Microsoft Validates Russian Hackers Obtained Customer Secrets and Source Code -

Post Views: 192

Microsoft Validates Russian Hackers Obtained Customer Secrets and Source Code

Microsoft disclosed on Friday that Midnight Blizzard (also known as APT29 or Cozy Bear), a threat actor sponsored by the Kremlin, gained accessibility to some of its internal computer networks and source code libraries subsequent to a breach that surfaced in January 2024.

“In recent weeks, we have come across proof that Midnight Blizzard is employing data originally stolen from our corporate email systems to acquire, or attempt to obtain unauthorized access,” the major technology company stated.

This has entailed gaining entry to internal systems and source code repositories of the organization.

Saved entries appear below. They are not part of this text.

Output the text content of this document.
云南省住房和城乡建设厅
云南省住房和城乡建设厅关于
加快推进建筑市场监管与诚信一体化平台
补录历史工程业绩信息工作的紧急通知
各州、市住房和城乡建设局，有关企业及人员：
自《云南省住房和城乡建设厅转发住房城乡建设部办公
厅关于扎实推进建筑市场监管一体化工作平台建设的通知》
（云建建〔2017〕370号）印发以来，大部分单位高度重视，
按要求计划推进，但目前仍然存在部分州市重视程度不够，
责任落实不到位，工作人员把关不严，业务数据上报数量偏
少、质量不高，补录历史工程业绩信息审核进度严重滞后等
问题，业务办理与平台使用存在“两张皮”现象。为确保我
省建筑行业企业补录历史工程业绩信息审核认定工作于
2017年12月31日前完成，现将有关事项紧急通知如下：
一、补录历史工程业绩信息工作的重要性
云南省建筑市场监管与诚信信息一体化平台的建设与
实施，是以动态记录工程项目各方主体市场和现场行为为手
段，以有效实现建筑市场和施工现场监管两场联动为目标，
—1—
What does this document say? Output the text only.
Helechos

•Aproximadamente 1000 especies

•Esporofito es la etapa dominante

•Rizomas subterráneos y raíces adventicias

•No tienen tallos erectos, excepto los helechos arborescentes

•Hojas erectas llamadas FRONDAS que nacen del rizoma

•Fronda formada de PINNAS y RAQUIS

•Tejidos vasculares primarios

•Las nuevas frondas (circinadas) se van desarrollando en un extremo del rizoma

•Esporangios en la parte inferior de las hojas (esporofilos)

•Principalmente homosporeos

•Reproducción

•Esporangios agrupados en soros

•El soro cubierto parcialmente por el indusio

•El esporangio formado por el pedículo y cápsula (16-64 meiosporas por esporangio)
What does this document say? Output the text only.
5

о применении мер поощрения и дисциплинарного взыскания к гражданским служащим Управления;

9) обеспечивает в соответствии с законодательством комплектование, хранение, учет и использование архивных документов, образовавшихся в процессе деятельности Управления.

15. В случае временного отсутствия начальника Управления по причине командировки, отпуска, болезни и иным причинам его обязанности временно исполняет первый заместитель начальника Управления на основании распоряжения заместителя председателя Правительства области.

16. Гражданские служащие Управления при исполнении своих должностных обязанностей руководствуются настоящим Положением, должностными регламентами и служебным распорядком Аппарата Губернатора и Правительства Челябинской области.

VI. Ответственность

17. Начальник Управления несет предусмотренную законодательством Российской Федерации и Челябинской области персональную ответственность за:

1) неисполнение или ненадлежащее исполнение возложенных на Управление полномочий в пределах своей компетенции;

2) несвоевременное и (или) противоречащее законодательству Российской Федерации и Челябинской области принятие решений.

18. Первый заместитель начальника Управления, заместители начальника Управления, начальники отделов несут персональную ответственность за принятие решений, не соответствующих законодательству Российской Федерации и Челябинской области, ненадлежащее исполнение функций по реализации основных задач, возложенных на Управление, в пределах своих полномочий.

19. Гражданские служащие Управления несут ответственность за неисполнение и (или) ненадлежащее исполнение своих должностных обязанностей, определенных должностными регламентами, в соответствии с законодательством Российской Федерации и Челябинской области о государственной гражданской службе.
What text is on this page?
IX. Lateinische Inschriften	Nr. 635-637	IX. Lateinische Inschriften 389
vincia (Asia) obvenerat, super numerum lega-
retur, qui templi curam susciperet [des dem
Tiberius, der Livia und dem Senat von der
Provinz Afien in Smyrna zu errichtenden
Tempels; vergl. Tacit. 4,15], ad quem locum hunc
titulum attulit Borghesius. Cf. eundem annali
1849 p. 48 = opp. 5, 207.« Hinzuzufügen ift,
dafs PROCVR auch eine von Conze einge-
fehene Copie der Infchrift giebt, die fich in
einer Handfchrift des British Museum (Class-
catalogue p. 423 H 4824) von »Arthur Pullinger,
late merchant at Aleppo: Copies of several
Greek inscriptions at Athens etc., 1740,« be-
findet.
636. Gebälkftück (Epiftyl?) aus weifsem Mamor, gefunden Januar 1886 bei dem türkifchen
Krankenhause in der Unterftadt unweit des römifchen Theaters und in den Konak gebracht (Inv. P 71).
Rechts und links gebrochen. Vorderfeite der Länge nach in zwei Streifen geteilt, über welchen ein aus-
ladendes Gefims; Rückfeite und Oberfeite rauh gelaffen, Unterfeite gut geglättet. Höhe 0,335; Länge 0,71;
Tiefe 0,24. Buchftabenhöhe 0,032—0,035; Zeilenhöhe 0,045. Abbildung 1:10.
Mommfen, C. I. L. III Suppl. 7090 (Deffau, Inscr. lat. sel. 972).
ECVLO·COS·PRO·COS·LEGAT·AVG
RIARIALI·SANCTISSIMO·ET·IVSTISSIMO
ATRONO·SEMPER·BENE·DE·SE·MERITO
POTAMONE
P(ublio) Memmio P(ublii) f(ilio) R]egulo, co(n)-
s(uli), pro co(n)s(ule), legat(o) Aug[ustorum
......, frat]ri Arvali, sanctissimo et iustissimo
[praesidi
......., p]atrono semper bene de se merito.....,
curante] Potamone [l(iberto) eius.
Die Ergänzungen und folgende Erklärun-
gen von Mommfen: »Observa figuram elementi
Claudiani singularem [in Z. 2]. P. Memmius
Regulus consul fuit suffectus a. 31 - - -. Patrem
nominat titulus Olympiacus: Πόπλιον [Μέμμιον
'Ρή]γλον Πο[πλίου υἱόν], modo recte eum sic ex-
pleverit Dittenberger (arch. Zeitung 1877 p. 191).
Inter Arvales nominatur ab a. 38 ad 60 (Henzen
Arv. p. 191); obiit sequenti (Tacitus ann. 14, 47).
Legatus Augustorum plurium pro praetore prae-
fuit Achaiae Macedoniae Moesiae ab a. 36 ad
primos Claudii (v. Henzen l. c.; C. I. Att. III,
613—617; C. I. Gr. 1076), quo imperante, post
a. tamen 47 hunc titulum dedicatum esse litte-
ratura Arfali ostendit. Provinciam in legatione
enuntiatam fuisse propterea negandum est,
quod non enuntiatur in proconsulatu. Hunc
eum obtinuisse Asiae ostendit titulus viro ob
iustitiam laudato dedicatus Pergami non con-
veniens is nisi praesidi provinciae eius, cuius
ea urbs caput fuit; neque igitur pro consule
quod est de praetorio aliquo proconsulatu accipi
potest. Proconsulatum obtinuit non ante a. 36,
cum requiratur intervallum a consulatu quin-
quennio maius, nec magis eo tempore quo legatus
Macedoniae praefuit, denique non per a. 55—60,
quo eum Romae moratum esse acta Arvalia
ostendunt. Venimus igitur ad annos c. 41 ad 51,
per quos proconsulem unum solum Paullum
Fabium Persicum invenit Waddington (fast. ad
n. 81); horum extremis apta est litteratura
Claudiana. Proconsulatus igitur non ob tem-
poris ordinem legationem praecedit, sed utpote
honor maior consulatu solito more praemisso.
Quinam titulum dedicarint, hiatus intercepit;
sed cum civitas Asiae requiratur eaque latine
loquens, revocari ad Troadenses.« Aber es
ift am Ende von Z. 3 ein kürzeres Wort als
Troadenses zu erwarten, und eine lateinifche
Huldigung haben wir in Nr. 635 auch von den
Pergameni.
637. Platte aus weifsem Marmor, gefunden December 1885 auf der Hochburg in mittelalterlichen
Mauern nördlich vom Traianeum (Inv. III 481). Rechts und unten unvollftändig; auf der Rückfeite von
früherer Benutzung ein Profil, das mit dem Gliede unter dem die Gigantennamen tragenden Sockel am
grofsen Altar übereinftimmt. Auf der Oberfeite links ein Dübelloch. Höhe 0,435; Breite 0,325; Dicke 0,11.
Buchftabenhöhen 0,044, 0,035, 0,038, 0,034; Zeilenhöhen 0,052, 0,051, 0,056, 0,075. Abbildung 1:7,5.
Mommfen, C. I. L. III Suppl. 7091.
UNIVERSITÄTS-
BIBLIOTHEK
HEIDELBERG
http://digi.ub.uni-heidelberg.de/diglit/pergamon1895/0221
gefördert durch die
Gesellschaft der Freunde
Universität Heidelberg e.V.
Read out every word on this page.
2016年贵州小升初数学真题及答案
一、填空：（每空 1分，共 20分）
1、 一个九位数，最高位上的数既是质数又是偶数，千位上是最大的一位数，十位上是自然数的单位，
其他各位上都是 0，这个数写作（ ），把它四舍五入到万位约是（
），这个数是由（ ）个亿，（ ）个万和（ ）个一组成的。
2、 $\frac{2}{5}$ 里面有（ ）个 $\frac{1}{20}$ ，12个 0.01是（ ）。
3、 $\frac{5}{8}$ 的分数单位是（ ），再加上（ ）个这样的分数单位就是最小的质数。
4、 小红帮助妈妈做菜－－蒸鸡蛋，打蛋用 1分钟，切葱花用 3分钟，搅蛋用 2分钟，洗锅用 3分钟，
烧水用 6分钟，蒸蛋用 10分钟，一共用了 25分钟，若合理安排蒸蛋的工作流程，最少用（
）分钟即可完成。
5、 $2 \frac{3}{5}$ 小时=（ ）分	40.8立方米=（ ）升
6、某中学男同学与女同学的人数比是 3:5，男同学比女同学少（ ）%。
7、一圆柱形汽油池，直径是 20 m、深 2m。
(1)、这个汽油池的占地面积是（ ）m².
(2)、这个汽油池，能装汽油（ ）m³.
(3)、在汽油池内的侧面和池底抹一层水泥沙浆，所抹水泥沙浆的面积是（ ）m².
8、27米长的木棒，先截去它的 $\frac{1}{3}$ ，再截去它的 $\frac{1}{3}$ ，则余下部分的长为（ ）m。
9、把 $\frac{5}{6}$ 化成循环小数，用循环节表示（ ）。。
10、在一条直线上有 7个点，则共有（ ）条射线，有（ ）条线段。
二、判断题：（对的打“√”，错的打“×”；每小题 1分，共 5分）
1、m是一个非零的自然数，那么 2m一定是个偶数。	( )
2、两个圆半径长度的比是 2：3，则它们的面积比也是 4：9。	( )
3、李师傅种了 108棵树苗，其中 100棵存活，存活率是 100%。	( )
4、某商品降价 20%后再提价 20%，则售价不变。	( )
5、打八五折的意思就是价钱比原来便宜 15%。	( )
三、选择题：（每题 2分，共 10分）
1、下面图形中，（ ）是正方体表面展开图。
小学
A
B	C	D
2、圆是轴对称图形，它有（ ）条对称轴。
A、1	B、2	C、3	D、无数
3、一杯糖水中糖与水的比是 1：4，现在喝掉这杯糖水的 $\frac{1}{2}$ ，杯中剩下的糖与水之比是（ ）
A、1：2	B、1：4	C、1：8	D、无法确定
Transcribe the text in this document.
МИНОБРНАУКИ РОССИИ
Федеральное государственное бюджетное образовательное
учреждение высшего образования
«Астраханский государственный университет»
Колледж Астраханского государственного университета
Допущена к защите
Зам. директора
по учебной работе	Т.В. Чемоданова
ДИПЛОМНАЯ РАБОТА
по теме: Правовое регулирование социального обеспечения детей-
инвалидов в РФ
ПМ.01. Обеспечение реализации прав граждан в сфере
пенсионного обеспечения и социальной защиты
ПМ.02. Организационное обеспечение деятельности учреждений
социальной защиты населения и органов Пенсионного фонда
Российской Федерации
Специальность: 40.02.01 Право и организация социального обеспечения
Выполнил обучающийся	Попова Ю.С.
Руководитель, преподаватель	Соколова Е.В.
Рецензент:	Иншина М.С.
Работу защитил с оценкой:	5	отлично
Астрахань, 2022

As of now, there is an absence of evidence indicating any compromise of customer-facing systems hosted by Microsoft.

Redmond, which is further investigating the scope of the breach, has reported that the Russian state-sponsored threat actor is attempting to exploit the various types of secrets it has uncovered, including email correspondence between Microsoft and its customers.

However, the company failed to reveal the nature of these secrets or the extent of the breach; however, it did indicate that it has contacted affected consumers directly. What specific source code was accessed remains unclear.

Microsoft, which has increased its security expenditures, added that the adversary’s password leak attacks increased by a factor of ten in February, from the “already substantial volume” observed in January.

“Midnight Blizzard’s continuing attack has been defined by a sustained, significant commitment of the threat actor’s assets, coordination, and focus,” according to the report.

“It might be utilizing the acquired information to construct a mental image of potential attack zones and thereby improve its capability to execute such maneuvers.” This exemplifies the increasingly unprecedented global threat environment, particularly with regard to highly sophisticated attacks orchestrated by nation-states.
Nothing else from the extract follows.